The UNHCR has warned that in a worst-case scenario, this could be the single largest humanitarian operation in the world in 2016, potentially forcing one million civilians to flee the city, with little more than the clothes on their backs. Families and aid workers are also worried that if Islamic State rings Mosul districts with bombs or if they put snipers at key points, there is every chance that civilians attempting to flee will be used as human shields, as was the case earlier this year in the fight for Falluja. There is also the very considerable risk of Islamic State using chemical weapons.

The Australian Red Cross has urged all sides of the fight to respect the rules of law which protect civilians. “Right now, respect for humanitarian law is all the people of Mosul can hope for, not simply from those holding the city but from those attacking it,” said Pheobe Wynn-Pope, the Director of International Humanitarian Law for the Australian Red Cross. Médecins Sans Frontières (Doctors Without Borders/MSF), who has suffered dozens of attacks on hospital facilities in Syria and Yemen in the past year has also been urging greater care and attention to the protection of patients, doctors and care givers – along with all civilians, caught in conflicts.

The assault on Mosul comes as the number of people displaced by war in Iraq has reached 3.3 million, or nearly one-tenth of the population. Those currently fleeing Mosul and its surrounding areas join about half a million people who fled the city in June 2014.

Humanitarian agencies are currently preparing to provide the displaced with food, clean drinking water, toilets, blankets, and other vital humanitarian aid. However, with current funding levels, UNHCR says it is only able to provide accommodation for 20,000 families – or 120,000 people. Other groups working alongside the agency estimate they can help a further 50,000, but many are worried that there simply may not be enough resources to meet the humanitarian needs of the impending flood of fleeing civilians.

In Australia, Prime Minister Malcolm Turnbull announced on 17 October that an extra $10 million would be made available to help civilians fleeing the military operation in the coming weeks. This contribution brings Australia’s total humanitarian commitment towards Iraq up to $70 million since June 2014.

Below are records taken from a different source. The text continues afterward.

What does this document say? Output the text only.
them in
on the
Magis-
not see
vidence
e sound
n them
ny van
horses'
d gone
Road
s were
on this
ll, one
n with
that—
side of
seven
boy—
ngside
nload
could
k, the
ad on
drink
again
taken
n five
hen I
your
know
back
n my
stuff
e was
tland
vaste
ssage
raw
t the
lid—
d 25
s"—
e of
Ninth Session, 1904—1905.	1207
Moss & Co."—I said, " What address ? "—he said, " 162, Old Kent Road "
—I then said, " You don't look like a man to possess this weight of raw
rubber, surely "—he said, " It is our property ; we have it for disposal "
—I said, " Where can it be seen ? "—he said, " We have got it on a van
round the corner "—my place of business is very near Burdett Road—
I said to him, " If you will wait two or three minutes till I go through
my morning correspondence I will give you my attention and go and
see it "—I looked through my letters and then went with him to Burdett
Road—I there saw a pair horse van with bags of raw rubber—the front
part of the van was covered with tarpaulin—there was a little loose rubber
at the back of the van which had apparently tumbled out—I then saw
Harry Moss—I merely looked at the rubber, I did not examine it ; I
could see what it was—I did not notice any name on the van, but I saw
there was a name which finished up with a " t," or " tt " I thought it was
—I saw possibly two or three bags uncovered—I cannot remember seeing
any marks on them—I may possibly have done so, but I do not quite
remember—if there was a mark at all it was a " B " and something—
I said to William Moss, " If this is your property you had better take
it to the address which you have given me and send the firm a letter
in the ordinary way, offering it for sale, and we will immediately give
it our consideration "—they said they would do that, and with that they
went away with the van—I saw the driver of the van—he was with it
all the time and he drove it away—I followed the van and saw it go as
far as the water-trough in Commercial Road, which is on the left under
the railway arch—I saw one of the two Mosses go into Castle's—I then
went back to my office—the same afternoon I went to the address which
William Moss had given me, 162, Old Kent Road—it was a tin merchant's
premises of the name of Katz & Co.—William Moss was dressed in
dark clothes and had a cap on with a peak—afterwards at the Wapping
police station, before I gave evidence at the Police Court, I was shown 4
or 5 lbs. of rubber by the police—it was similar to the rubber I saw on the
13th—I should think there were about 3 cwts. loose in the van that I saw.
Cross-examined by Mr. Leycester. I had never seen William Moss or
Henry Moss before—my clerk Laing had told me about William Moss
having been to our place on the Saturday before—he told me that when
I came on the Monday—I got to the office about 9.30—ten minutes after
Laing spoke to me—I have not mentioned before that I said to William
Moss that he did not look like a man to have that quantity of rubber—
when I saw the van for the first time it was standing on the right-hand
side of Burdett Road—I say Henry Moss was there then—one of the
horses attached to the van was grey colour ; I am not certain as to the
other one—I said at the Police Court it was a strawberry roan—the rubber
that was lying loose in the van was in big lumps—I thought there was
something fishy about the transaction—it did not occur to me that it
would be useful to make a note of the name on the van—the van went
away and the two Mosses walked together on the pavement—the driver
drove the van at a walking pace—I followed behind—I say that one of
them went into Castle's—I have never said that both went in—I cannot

MSF is closely monitoring the situation in and around Ninewa governorate and is ready to scale up its activities in Ninewa in order to respond to the potential mass influx of populations fleeing military operations. At this stage, MSF is preparing to reinforce its teams with medical personnel as well as sending medical supplies. In particular, two mobile medical teams have been put in place in West Erbil in response to the influx of displaced people. In Salaheddin governorate, where MSF runs a mobile clinic and a stabilisation unit in Hajjaj not too far from the frontline, teams stand ready to scale up activities in anticipation of large population movements from northern Salaheddin and Ninewa. MSF teams are also ready to scale up activities in Kirkuk governorate.

MSF leads medical activities across northern, central and southern Iraq. MSF activities rely on over 400 Iraqi and international staff working in 11 governorates.

Some have described the military operations to liberate northern Iraq from Isis as 'humanitarian'. MSF rejects the use of this term in connection with offensive bombing and other military tactics. Nevertheless, the test of this claim will be demonstrated in how seriously the warring parties take the need to protect civilians, both during the battle and in its aftermath.